Just for good measure, and knowing full well I had several images of foals laying around in the fields or sticking close to Mom, I wanted to add this image. This foal was sticking very close to its Mom and never ventured far from her as I stood capturing images. This obviously was taken on another trek to the area in early Spring when the foes are plentiful to photograph.

Farther along the byway, I passed this large black barn with a metal roof sitting off in the distance. Tobacco plants were growing high in the field and hail bails were resting off to the side of the farm road as I stopped to photograph this image. It was mid to late Summer so the tobacco fields were nearing ready to put up the crops. Did you know putting up tobacco is a hard, hard job and quite tedious to say the least? I remember when my family visited my great uncle's farm in Marion County, Kentucky, and watching as they completed the time intensive and quite labor intensive putting up of the tobacco.

On a side road, very near to Keeneland Race Track just outside of Lexington, I happened upon a field of dairy Goats grazing in the warm Summer sunshine. A cute brown and white one kept an eye on me as I stopped to capture images. Aren't they adorable?

As a Kentucky born woman, now living in Tennessee, I am reminded of my visits to Midway and Lexington as I browse my archives. The famed, Bluegrass horse farms with the gorgeous thoroughbreds and stallions, dot the landscape. The adorable foals as they run about the fields or lay nearby always staying in close proximity to their Mothers. The quaint cupolas that adorn the horse barns. The black wooden fences and the old stacked, limestone fences that surround the parameters of the many famed horse farms. And finally, the crisp green Kentucky Bluegrass that tops off all this gorgeousness with every twist and turn in the road. I must get back here soon. I hope you enjoyed my trek around the region as much as I did sharing it with you. ENJOY!

Sunday, February 18, 2018

Can Spring Be Far Away?

This week the temperatures are going to be in the 70's here in Tennessee as well as the Eastern United States. I wonder if Winter is really done or the warm temperatures are just a tease. Something tells me that we have not seen the last of Winter. I found this beautiful Japanese Magnolia bloom in my archives recently. Every time I pass over it I linger. It is so beautiful.

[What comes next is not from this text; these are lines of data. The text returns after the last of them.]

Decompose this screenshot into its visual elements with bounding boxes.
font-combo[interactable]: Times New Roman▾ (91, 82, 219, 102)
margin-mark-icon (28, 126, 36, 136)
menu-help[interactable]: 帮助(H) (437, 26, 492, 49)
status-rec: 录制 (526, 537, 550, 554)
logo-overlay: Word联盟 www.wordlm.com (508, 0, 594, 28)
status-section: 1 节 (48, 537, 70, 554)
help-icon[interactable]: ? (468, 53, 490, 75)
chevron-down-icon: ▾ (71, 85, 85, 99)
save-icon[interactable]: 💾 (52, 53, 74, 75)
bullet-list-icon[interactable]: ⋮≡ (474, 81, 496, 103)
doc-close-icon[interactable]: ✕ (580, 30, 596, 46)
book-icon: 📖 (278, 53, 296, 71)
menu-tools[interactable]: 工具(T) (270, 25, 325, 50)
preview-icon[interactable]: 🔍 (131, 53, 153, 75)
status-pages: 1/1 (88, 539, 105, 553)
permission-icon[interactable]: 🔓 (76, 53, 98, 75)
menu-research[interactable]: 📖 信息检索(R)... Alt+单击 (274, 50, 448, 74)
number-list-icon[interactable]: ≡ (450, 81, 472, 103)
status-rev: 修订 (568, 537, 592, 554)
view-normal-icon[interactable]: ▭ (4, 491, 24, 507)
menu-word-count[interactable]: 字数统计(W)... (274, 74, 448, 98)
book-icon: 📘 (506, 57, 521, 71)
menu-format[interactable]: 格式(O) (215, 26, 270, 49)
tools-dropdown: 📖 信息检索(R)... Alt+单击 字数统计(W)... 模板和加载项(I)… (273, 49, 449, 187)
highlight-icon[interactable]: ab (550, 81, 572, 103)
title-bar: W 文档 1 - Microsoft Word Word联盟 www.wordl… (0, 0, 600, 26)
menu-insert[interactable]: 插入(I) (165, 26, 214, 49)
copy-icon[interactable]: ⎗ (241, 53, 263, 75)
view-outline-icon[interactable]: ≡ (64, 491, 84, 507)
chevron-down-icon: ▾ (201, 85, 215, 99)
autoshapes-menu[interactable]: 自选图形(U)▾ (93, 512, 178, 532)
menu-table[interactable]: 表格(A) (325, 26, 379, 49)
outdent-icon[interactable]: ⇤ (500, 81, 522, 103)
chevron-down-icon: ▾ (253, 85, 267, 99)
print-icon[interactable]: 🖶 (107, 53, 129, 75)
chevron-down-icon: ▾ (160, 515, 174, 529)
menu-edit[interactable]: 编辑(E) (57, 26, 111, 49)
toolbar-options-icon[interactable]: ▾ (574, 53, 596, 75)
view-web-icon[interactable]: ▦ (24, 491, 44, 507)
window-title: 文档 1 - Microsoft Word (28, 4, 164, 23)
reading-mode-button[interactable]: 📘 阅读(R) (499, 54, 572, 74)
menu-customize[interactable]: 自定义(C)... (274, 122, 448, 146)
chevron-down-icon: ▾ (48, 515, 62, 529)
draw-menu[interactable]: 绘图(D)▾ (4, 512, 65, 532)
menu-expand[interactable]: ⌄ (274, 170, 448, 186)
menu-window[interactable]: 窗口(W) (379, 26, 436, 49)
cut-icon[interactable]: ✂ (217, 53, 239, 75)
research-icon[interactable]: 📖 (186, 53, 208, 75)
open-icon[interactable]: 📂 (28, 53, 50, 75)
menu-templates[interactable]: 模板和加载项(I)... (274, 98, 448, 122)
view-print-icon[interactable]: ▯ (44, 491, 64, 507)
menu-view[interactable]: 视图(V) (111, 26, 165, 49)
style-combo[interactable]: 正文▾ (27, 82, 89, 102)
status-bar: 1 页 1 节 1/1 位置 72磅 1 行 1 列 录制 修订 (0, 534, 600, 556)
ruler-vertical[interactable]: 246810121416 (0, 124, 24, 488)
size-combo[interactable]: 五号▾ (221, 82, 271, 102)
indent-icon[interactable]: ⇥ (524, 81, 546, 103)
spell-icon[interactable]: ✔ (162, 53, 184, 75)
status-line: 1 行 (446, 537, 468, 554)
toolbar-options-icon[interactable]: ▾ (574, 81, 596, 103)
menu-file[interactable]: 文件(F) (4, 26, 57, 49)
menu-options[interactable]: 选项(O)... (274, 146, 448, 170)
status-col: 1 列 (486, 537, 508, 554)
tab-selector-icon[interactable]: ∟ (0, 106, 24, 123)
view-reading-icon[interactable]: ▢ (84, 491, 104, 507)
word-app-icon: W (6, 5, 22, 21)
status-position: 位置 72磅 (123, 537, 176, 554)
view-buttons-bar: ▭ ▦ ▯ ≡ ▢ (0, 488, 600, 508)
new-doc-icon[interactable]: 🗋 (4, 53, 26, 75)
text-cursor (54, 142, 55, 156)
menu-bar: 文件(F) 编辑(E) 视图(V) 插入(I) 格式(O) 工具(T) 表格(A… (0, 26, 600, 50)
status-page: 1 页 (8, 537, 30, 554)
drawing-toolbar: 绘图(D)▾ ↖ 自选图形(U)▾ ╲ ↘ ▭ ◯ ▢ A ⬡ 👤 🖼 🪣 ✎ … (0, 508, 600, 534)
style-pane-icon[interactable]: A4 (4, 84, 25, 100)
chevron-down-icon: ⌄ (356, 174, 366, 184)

I would love to be able to capture the Japanese Magnolia trees and the Crab Apple trees in bloom at Bernheim this Spring. Perhaps I can. Have a wonderful week. ENJOY!

Sunday, February 4, 2018

Yawn, Great Blue Heron

The fisherman stands sentry on an old worn tree stump near the shoreline patiently fishing for his next meal. Many a Great Blue Heron fish Old Hickory Lake up and down both sides of the peninsula every day here in Hendersonville. Today, I headed out briefly and happened upon this Heron perched on this old stump at the park. There wasn't much sun this afternoon, but I managed to catch a few images of him in what little bit of sunshine there was, before heavy cloud cover began to move in.

We have had every Winter accessory it could bring us here in Tennessee this year. Snow, ice, sleet, rain, rain and still more rain. Darn if the groundhog didn't see his shadow and announced six more weeks of Winter. UGH! As I snapped photos of the Heron, he looked my way and yawned. It was as if he echoed my thoughts on Winter. Speaking of, there is a front coming through in the early evening as I write this post. Thankfully, it's been too warm for the precipitation to stick, but still there it is. Spring has been on my mind a lot lately. I hope wherever you are, you have had a wonderful weekend. ENJOY!